45.Our Principles for Remedy say organisations should compensate people appropriately if they cannot return the person affected to the position they would have been in if the poor service had not occurred.

46.To decide on a level of financial remedy, we review similar cases where the person has experienced a similar injustice, along with our severity of injustice scale.

47. Following this review, we recommend the Trust should:

• reimburse Mrs E £315 for the private appointment with the neurosurgeon • send us evidence it has done this within two months of our final report.

48.In relation to the distress and worry caused to Mrs E as a result of the Trust’s care and treatment, we consider an apology is sufficient to put right this injustice in line with level one of our severity of injustice scale. Mrs E’s distress was short-term lasting a week.

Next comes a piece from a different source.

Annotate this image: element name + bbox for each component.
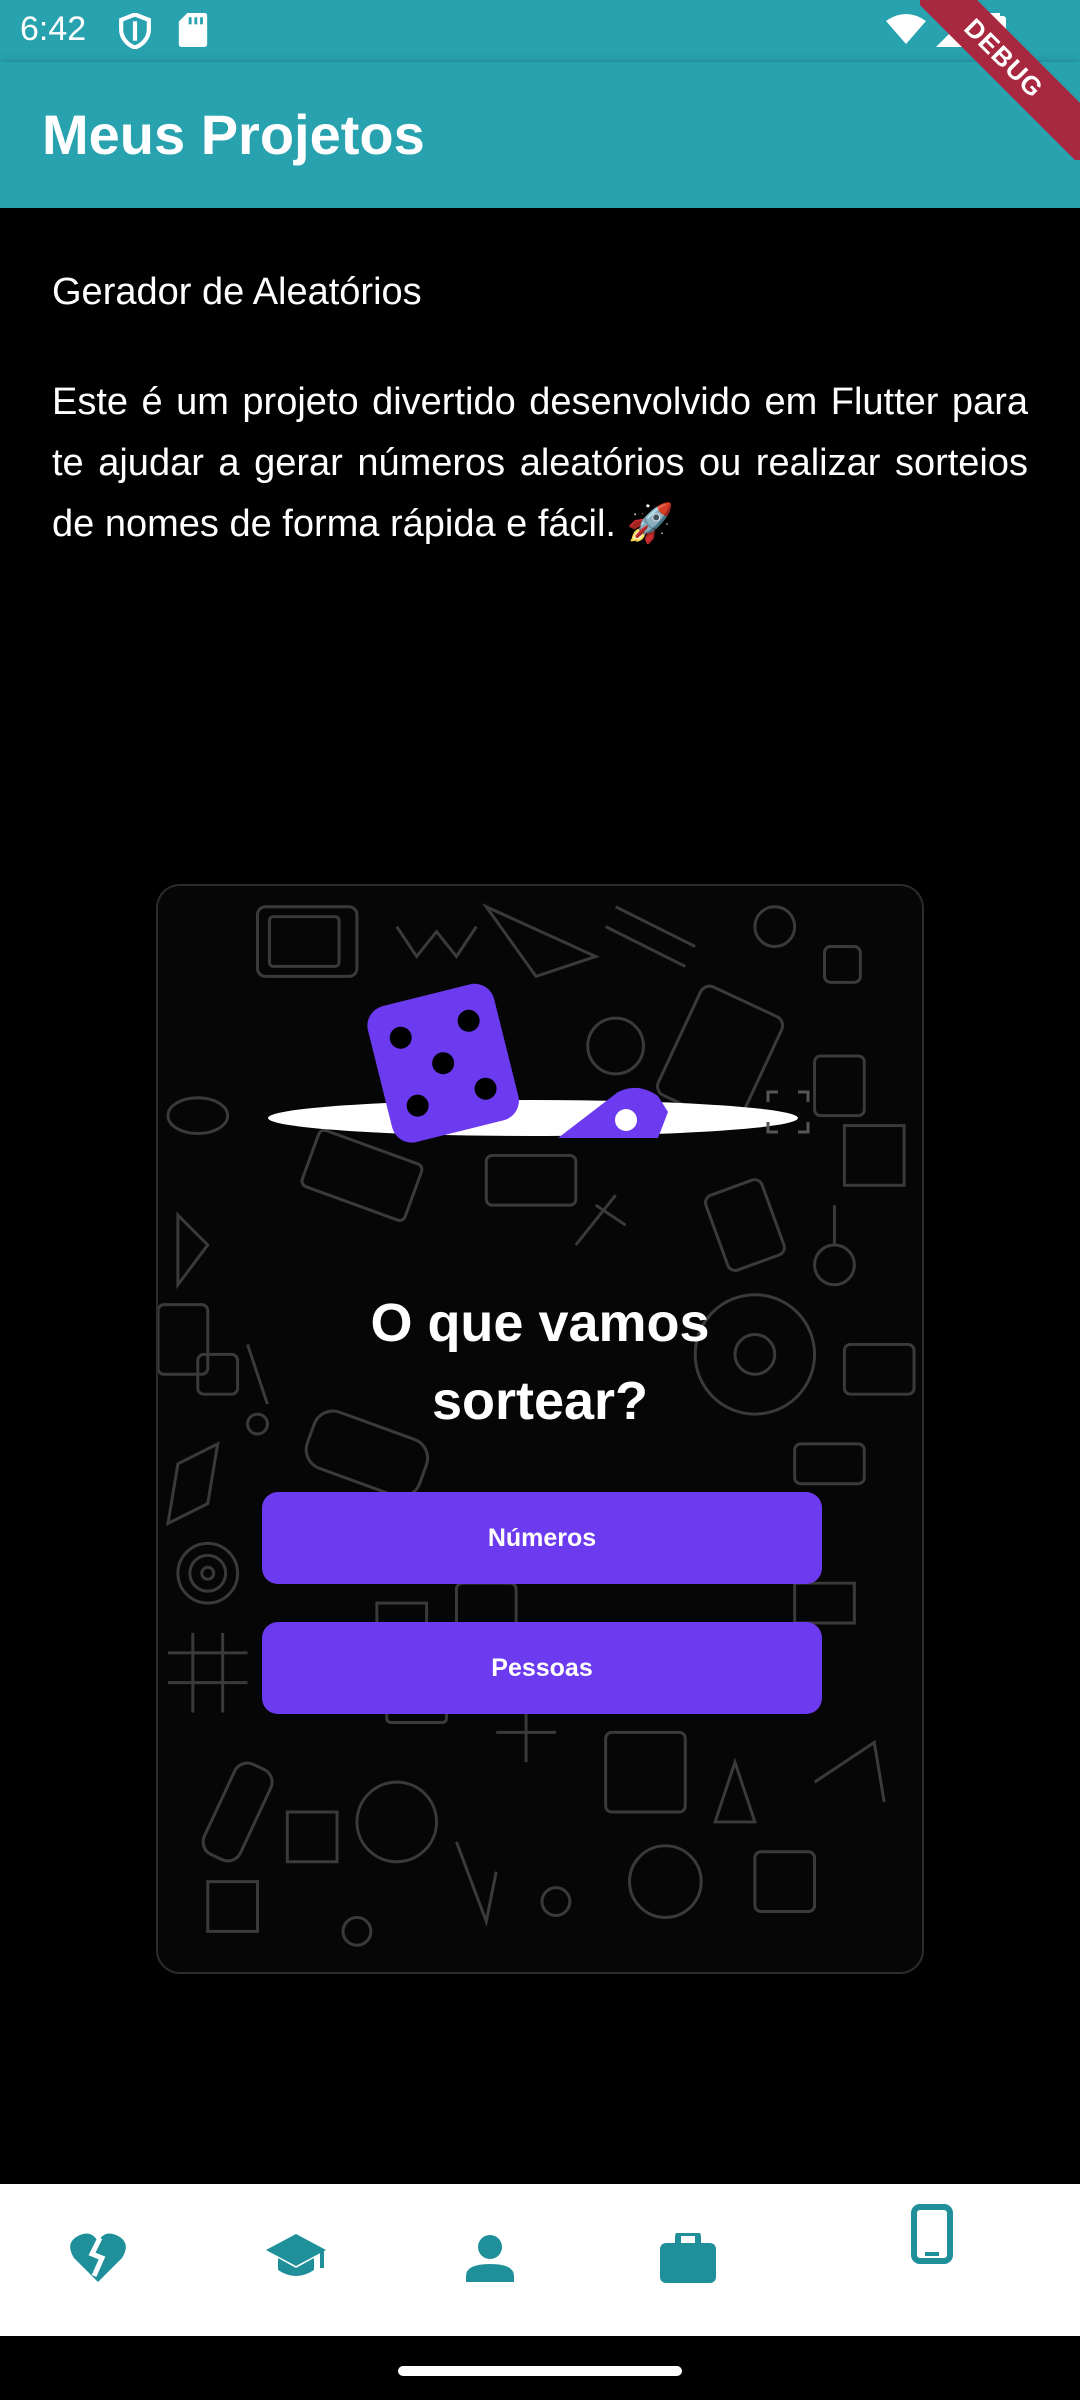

49.Our Principles for Remedy also say organisations should look for continuous improvement and learn lessons from complaints to make sure poor service is not repeated. We recommend the Trust:

• writes a SMART action plan explaining how it will ensure staff consider arranging timely treatment when someone presents with a colloid cyst • details how it will monitor the action plan, who is responsible for each action and the timescales for completion • shares the action plan with us, Mrs E and the Care Quality Commission (CQC) within three months of our final report.